Se alguém fizer o levantamento da capacidade de engarrafamento que existe em Portugal, rapidamente concluirá que, a funcionar num só turno em dias úteis, o País pode engarrafar várias vezes aquilo que produz. Temos equipamento da mais recente tecnologia. Recorre-se pouquíssimo a centrais de engarrafamento e a linhas de engarrafamento móveis. Umas e outras, sim, justificariam investimento. Uma área onde o financiamento público deve ser mais leve e selectivo.
Não há gente para o trabalho de campo e menos haverá no futuro. Há que investir na mecanização agrícola, o que também deve ser feito tendo em conta índices de utilização. Justifica-se alocar fundos nesta área. Por outro lado, a gestão da água e a estratégia ambiental em geral são incontornáveis. Empresas, entidades certificadoras e a ViniPortugal têm de se entender para darem respostas rápidas e economicamente razoáveis, que o cliente internacional exige.
O enoturismo, o turismo do interior, do campo, da natureza está a crescer e mais crescerá no período pós-covid. Impulsiona toda a economia em seu redor, sempre em zonas de baixa densidade. Aqui sim, temos de investir e sem os erros do passado: é preciso oferta de qualidade, concepção do produto e a sua comercialização. Não necessariamente betão. E poupem-nos, por favor, ao argumento de que o turismo degrada e polui o interior. A ViniPortugal e as entidades certificadoras têm aqui um importante papel, em articulação com entidades de turismo e municípios. Portugal tem de ser cada vez mais promovido como um destino de ar puro, de paisagens limpas, de gastronomia e de vinhos de qualidade. E há tanto mercado para esta mensagem.

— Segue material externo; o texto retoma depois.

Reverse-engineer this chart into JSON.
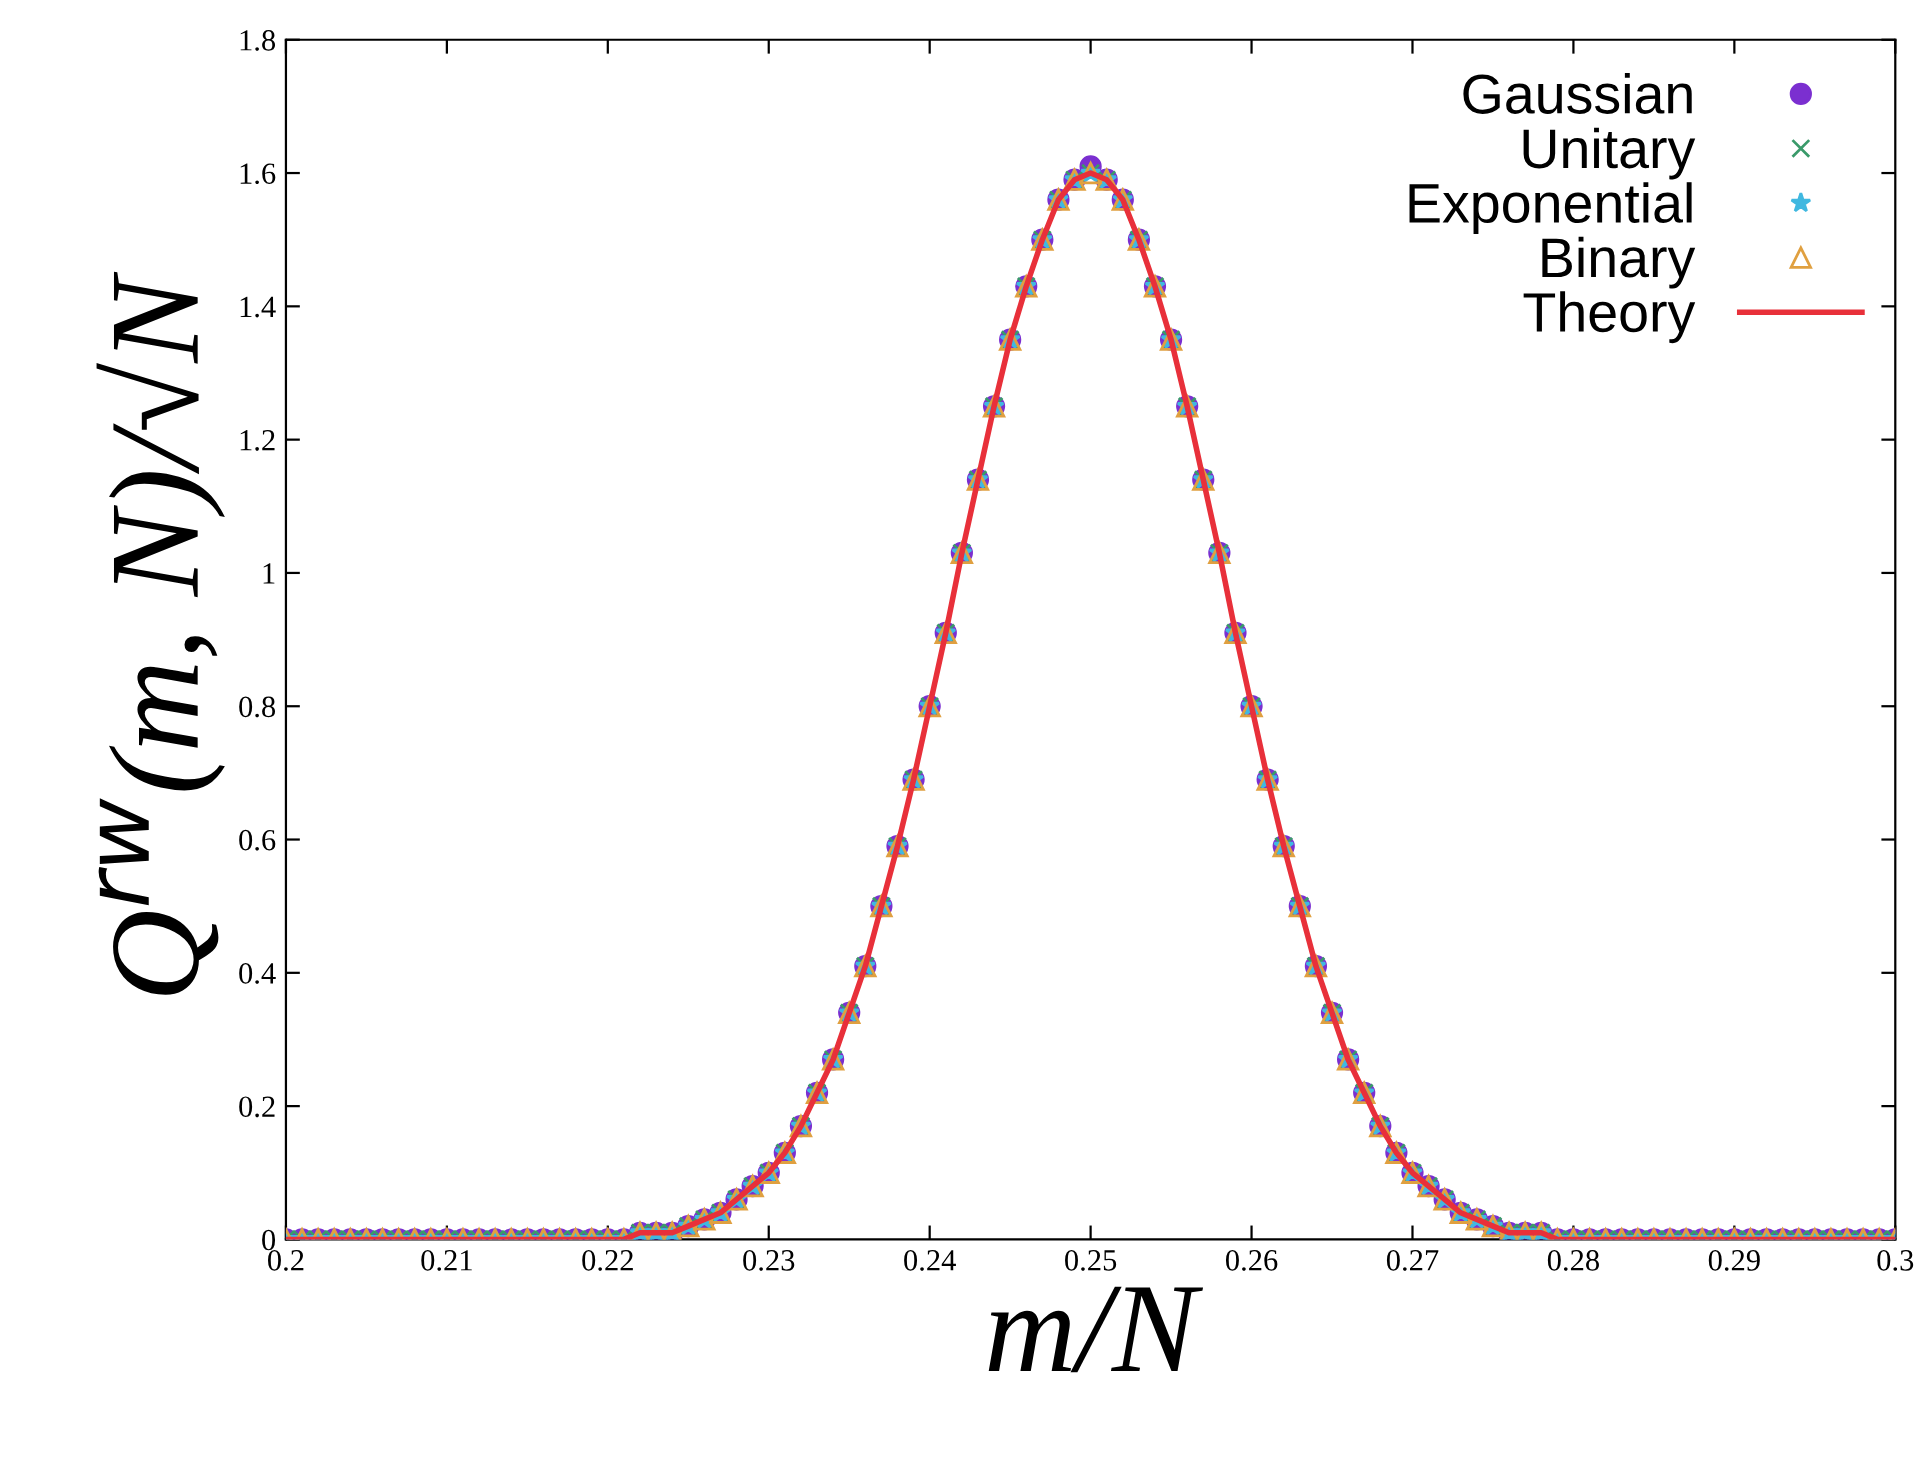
{
  "chart_data": {
    "type": "scatter",
    "xlabel": "m/N",
    "ylabel": "Q$^{rw}$(m, N)/√N",
    "x": [
      0.2,
      0.201,
      0.202,
      0.203,
      0.204,
      0.205,
      0.206,
      0.207,
      0.208,
      0.209,
      0.21,
      0.211,
      0.212,
      0.213,
      0.214,
      0.215,
      0.216,
      0.217,
      0.218,
      0.219,
      0.22,
      0.221,
      0.222,
      0.223,
      0.224,
      0.225,
      0.226,
      0.227,
      0.228,
      0.229,
      0.23,
      0.231,
      0.232,
      0.233,
      0.234,
      0.235,
      0.236,
      0.237,
      0.238,
      0.239,
      0.24,
      0.241,
      0.242,
      0.243,
      0.244,
      0.245,
      0.246,
      0.247,
      0.248,
      0.249,
      0.25,
      0.251,
      0.252,
      0.253,
      0.254,
      0.255,
      0.256,
      0.257,
      0.258,
      0.259,
      0.26,
      0.261,
      0.262,
      0.263,
      0.264,
      0.265,
      0.266,
      0.267,
      0.268,
      0.269,
      0.27,
      0.271,
      0.272,
      0.273,
      0.274,
      0.275,
      0.276,
      0.277,
      0.278,
      0.279,
      0.28,
      0.281,
      0.282,
      0.283,
      0.284,
      0.285,
      0.286,
      0.287,
      0.288,
      0.289,
      0.29,
      0.291,
      0.292,
      0.293,
      0.294,
      0.295,
      0.296,
      0.297,
      0.298,
      0.299,
      0.3
    ],
    "series": [
      {
        "name": "Gaussian",
        "color": "#7b2fd0",
        "marker": "circle",
        "values": [
          0,
          0,
          0,
          0,
          0,
          0,
          0,
          0,
          0,
          0,
          0,
          0,
          0,
          0,
          0,
          0,
          0,
          0,
          0,
          0,
          0,
          0,
          0.01,
          0.01,
          0.01,
          0.02,
          0.03,
          0.04,
          0.06,
          0.08,
          0.1,
          0.13,
          0.17,
          0.22,
          0.27,
          0.34,
          0.41,
          0.5,
          0.59,
          0.69,
          0.8,
          0.91,
          1.03,
          1.14,
          1.25,
          1.35,
          1.43,
          1.5,
          1.56,
          1.59,
          1.61,
          1.59,
          1.56,
          1.5,
          1.43,
          1.35,
          1.25,
          1.14,
          1.03,
          0.91,
          0.8,
          0.69,
          0.59,
          0.5,
          0.41,
          0.34,
          0.27,
          0.22,
          0.17,
          0.13,
          0.1,
          0.08,
          0.06,
          0.04,
          0.03,
          0.02,
          0.01,
          0.01,
          0.01,
          0,
          0,
          0,
          0,
          0,
          0,
          0,
          0,
          0,
          0,
          0,
          0,
          0,
          0,
          0,
          0,
          0,
          0,
          0,
          0,
          0,
          0
        ]
      },
      {
        "name": "Unitary",
        "color": "#3a9a6a",
        "marker": "cross",
        "values": [
          0,
          0,
          0,
          0,
          0,
          0,
          0,
          0,
          0,
          0,
          0,
          0,
          0,
          0,
          0,
          0,
          0,
          0,
          0,
          0,
          0,
          0,
          0.01,
          0.01,
          0.01,
          0.02,
          0.03,
          0.04,
          0.06,
          0.08,
          0.1,
          0.13,
          0.17,
          0.22,
          0.27,
          0.34,
          0.41,
          0.5,
          0.59,
          0.69,
          0.8,
          0.91,
          1.03,
          1.14,
          1.25,
          1.35,
          1.43,
          1.5,
          1.56,
          1.59,
          1.6,
          1.59,
          1.56,
          1.5,
          1.43,
          1.35,
          1.25,
          1.14,
          1.03,
          0.91,
          0.8,
          0.69,
          0.59,
          0.5,
          0.41,
          0.34,
          0.27,
          0.22,
          0.17,
          0.13,
          0.1,
          0.08,
          0.06,
          0.04,
          0.03,
          0.02,
          0.01,
          0.01,
          0.01,
          0,
          0,
          0,
          0,
          0,
          0,
          0,
          0,
          0,
          0,
          0,
          0,
          0,
          0,
          0,
          0,
          0,
          0,
          0,
          0,
          0,
          0
        ]
      },
      {
        "name": "Exponential",
        "color": "#40b8e0",
        "marker": "star",
        "values": [
          0,
          0,
          0,
          0,
          0,
          0,
          0,
          0,
          0,
          0,
          0,
          0,
          0,
          0,
          0,
          0,
          0,
          0,
          0,
          0,
          0,
          0,
          0.01,
          0.01,
          0.01,
          0.02,
          0.03,
          0.04,
          0.06,
          0.08,
          0.1,
          0.13,
          0.17,
          0.22,
          0.27,
          0.34,
          0.41,
          0.5,
          0.59,
          0.69,
          0.8,
          0.91,
          1.03,
          1.14,
          1.25,
          1.35,
          1.43,
          1.5,
          1.56,
          1.59,
          1.6,
          1.59,
          1.56,
          1.5,
          1.43,
          1.35,
          1.25,
          1.14,
          1.03,
          0.91,
          0.8,
          0.69,
          0.59,
          0.5,
          0.41,
          0.34,
          0.27,
          0.22,
          0.17,
          0.13,
          0.1,
          0.08,
          0.06,
          0.04,
          0.03,
          0.02,
          0.01,
          0.01,
          0.01,
          0,
          0,
          0,
          0,
          0,
          0,
          0,
          0,
          0,
          0,
          0,
          0,
          0,
          0,
          0,
          0,
          0,
          0,
          0,
          0,
          0,
          0
        ]
      },
      {
        "name": "Binary",
        "color": "#e0a040",
        "marker": "triangle",
        "values": [
          0,
          0,
          0,
          0,
          0,
          0,
          0,
          0,
          0,
          0,
          0,
          0,
          0,
          0,
          0,
          0,
          0,
          0,
          0,
          0,
          0,
          0,
          0.01,
          0.01,
          0.01,
          0.02,
          0.03,
          0.04,
          0.06,
          0.08,
          0.1,
          0.13,
          0.17,
          0.22,
          0.27,
          0.34,
          0.41,
          0.5,
          0.59,
          0.69,
          0.8,
          0.91,
          1.03,
          1.14,
          1.25,
          1.35,
          1.43,
          1.5,
          1.56,
          1.59,
          1.6,
          1.59,
          1.56,
          1.5,
          1.43,
          1.35,
          1.25,
          1.14,
          1.03,
          0.91,
          0.8,
          0.69,
          0.59,
          0.5,
          0.41,
          0.34,
          0.27,
          0.22,
          0.17,
          0.13,
          0.1,
          0.08,
          0.06,
          0.04,
          0.03,
          0.02,
          0.01,
          0.01,
          0.01,
          0,
          0,
          0,
          0,
          0,
          0,
          0,
          0,
          0,
          0,
          0,
          0,
          0,
          0,
          0,
          0,
          0,
          0,
          0,
          0,
          0,
          0
        ]
      },
      {
        "name": "Theory",
        "type": "line",
        "color": "#e8303a",
        "line_style": "solid",
        "marker": "none",
        "values": [
          0,
          0,
          0,
          0,
          0,
          0,
          0,
          0,
          0,
          0,
          0,
          0,
          0,
          0,
          0,
          0,
          0,
          0,
          0,
          0,
          0,
          0,
          0.01,
          0.01,
          0.01,
          0.02,
          0.03,
          0.04,
          0.06,
          0.08,
          0.1,
          0.13,
          0.17,
          0.22,
          0.27,
          0.34,
          0.41,
          0.5,
          0.59,
          0.69,
          0.8,
          0.91,
          1.03,
          1.14,
          1.25,
          1.35,
          1.43,
          1.5,
          1.56,
          1.59,
          1.6,
          1.59,
          1.56,
          1.5,
          1.43,
          1.35,
          1.25,
          1.14,
          1.03,
          0.91,
          0.8,
          0.69,
          0.59,
          0.5,
          0.41,
          0.34,
          0.27,
          0.22,
          0.17,
          0.13,
          0.1,
          0.08,
          0.06,
          0.04,
          0.03,
          0.02,
          0.01,
          0.01,
          0.01,
          0,
          0,
          0,
          0,
          0,
          0,
          0,
          0,
          0,
          0,
          0,
          0,
          0,
          0,
          0,
          0,
          0,
          0,
          0,
          0,
          0,
          0
        ]
      }
    ],
    "xlim": [
      0.2,
      0.3
    ],
    "xticks": [
      0.2,
      0.21,
      0.22,
      0.23,
      0.24,
      0.25,
      0.26,
      0.27,
      0.28,
      0.29,
      0.3
    ],
    "ylim": [
      0,
      1.8
    ],
    "yticks": [
      0,
      0.2,
      0.4,
      0.6,
      0.8,
      1,
      1.2,
      1.4,
      1.6,
      1.8
    ],
    "grid": false,
    "legend": "top right"
  }
}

Também nas entidades certificadoras há oportunidades de melhorar. Vinhos de diferentes regiões devem ter regras de certificação e rotulagem tão uniformes quanto possível e o mais simples que o quadro comunitário o permita. E fará sentido haver cinco laboratórios de certificação no continente, quando sabemos que o modelo de negócio dos laboratórios deste tipo é de custos praticamente fixos? E o Douro, não seria de poder beneficiar de mecanismos de gestão mais céleres? Para fechar um contrato de publicidade nos Vinhos Verdes ou no Alentejo basta um e-mail. O Douro tem de percorrer o calvário da contratação púbica.
Por último, a alocação de taxas. As taxas que os produtores pagam devem corresponder a serviços de certificação e promoção que lhes são efectivamente prestados e não levadas por cativações do Ministério das Finanças, aos orçamentos do Instituto da Vinha e do Vinho (IVV) e do Instituto dos Vinhos do Douro e Porto (IVDP). Se estes institutos têm resultados positivos, ou os investem no sector, ou reduzem o valor das taxas cobradas.
O vinho português contribui todos os dias para gerar emprego e valor exportador a partir do interior do País. No continente, na Madeira e nos Açores. Fixa populações e acarinha o ambiente. Sendo um ano tremendo, ao menos que 2020 nos sirva para afinarmos o rumo e sairmos em força já em 2021. Boas provas e beba com moderação!